Featured Genprex-supported posters to be presented at the 2024 EORTC-NCI-AACR (Free EORTC-NCI-AACR Whitepaper) Symposium on Molecular Targets and Cancer Therapeutics include:

Title: "TUSC2 gene therapy in KRASG12C mutant NSCLC overcomes acquired resistance to sotorasib"

Collaborator: The University of Texas MD Anderson Cancer Center

Catalog Number: 384

Presentation Number: PB372

Title: "TUSC2 Suppresses Tumorigenic Properties in Malignant Pleural Mesothelioma Cells"

Collaborator: New York University Langone Health

Catalog Number: 364

Presentation Number: PB352

Title: "Efficacy of Quaratusugene Ozeplasmid TUSC2 Gene Therapy in Glioblastoma"
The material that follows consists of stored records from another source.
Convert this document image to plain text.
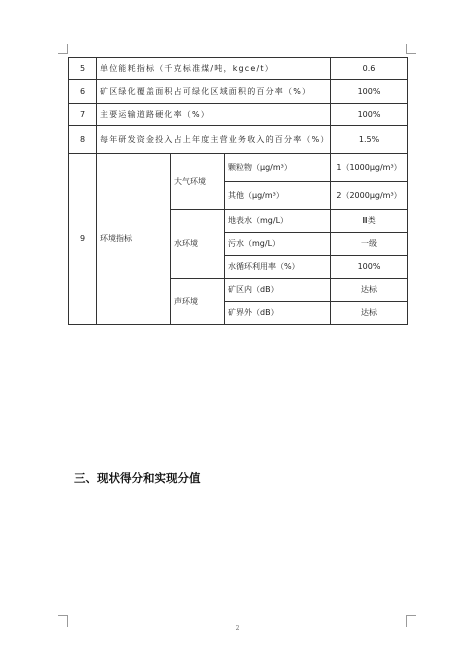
5	单位能耗指标（千克标准煤/吨，kgce/t）			0.6
6	矿区绿化覆盖面积占可绿化区域面积的百分率（%）			100%
7	主要运输道路硬化率（%）			100%
8	每年研发资金投入占上年度主营业务收入的百分率（%）			1.5%
9	环境指标	大气环境	颗粒物（μg/m³）	1（1000μg/m³）
			其他（μg/m³）	2（2000μg/m³）
		水环境	地表水（mg/L）	Ⅲ类
			污水（mg/L）	一级
			水循环利用率（%）	100%
		声环境	矿区内（dB）	达标
			矿界外（dB）	达标
三、现状得分和实现分值
2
Collaborator: The University of Texas Health Science Center at Houston

Catalog Number: 130

Presentation Number: PB118

Genprex has filed two provisional patent applications based on data from two of the presentations. One application involves using REQORSA to treat mesothelioma and the other to treating glioblastoma. Genprex is a co-owner of the applications along with the respective institutions. TUSC2 is the tumor suppressor gene used in REQORSA. REQORSA consists of a TUSC2 gene expressing plasmid encapsulated in non-viral lipid-based nanoparticles in a lipoplex form (the Company’s Oncoprex Delivery System), which has a positive charge. REQORSA is injected intravenously and specifically targets cancer cells. REQORSA is designed to deliver the functioning TUSC2 gene to negatively charged cancer cells while minimizing uptake by normal tissue. Laboratory studies conducted at MD Anderson show that the uptake of TUSC2 in tumor cells in vitro after REQORSA treatment was 10 to 33 times the uptake in normal cells.